Oddo BHF Tower is a protected high-rise office building on Bockenheimer Landstrasse in Frankfurt’s Westend, which is now the headquarters of Oddo BHF Bank. The 82 meter high building was originally built between 1962 and 1965 based on a design by Sept Ruf. When it opened, it was the tallest building in Frankfurt. Most recently, the bank tower was brought up to the latest technical standards in 2009 by the architectural office MOW Architekten Olschok Westenberger + Partner.
The main building has a square floor plan of 25 × 25 meters and was constructed using a reinforced concrete frame. The building is structured horizontally by the alternation of all-round ribbon windows and the dark parapet fields. Vertically, there is a structure through a steel frame construction with regular intervals. Shortly before the flat roof end, the glass facade jumps back for a few floors. This gives the roof an impression that is detached from the statics. In the north-west of the property, the building is followed by an elongated, rectangular extension, and to this in the north-east there is another two-story, square-shaped extension.
The tall building is in an exposed location of the Westend. The office tower was built in the 1970s in an area dominated by residential buildings. The construction triggered a real gold rush atmosphere among investors at the time: a wave of land speculation in the Westend was the result.

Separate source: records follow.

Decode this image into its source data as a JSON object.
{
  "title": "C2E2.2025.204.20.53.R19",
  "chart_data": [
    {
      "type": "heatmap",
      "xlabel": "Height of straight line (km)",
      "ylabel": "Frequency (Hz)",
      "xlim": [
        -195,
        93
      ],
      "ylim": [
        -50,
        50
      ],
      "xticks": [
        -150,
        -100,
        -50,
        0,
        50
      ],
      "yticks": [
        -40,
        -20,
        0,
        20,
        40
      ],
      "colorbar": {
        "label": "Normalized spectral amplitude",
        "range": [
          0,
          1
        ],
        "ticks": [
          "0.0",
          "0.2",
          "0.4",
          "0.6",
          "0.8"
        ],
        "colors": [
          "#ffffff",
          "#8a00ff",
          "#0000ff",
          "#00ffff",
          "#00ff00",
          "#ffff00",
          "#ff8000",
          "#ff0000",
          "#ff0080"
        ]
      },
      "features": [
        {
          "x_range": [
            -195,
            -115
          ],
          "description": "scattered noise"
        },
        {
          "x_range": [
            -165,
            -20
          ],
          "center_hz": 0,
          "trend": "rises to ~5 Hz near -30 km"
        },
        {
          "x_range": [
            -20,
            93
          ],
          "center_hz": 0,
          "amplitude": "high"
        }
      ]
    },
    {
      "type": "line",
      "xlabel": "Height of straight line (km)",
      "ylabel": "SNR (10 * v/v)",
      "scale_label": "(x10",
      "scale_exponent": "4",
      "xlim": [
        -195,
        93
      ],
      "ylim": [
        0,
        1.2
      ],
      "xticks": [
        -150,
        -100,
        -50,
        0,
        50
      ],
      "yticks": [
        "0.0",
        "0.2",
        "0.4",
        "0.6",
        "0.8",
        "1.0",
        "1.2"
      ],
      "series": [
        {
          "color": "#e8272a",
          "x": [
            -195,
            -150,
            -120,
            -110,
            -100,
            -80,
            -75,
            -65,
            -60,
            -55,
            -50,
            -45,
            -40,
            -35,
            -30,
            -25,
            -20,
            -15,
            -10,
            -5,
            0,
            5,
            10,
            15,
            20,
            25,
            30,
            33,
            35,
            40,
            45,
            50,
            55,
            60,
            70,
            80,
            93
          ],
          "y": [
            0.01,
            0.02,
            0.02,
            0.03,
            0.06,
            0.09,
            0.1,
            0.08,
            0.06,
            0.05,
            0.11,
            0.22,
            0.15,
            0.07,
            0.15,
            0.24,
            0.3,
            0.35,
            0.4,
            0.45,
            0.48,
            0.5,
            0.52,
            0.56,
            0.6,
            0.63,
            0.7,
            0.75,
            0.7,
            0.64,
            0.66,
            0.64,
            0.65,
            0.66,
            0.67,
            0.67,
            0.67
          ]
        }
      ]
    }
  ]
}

The following picture shows the Oddo BHF Tower in the Frankfurt city model in the lobby of the planning department. The flat extension of the bank, which was put into operation a few years after the completion of the high-rise, is clearly visible.
Status June 2022: ABG Real Estate Group and the commercial law firm Noerr have concluded a lease agreement for 8,700 square meters of office space in the high-rise building. Under the project name “Central Parx Tower“, the building will be redesigned from 2024.
Status 2001: The sculpture Brückenschlag (bridging the gap) by the sculptor Volker Bartsch is set up in front of the high-rise. The 9.8 ton bronze sculpture with the dimensions 5 x 6 x 7.50 meters was welded in five months using around 60,000 meters of bronze wire.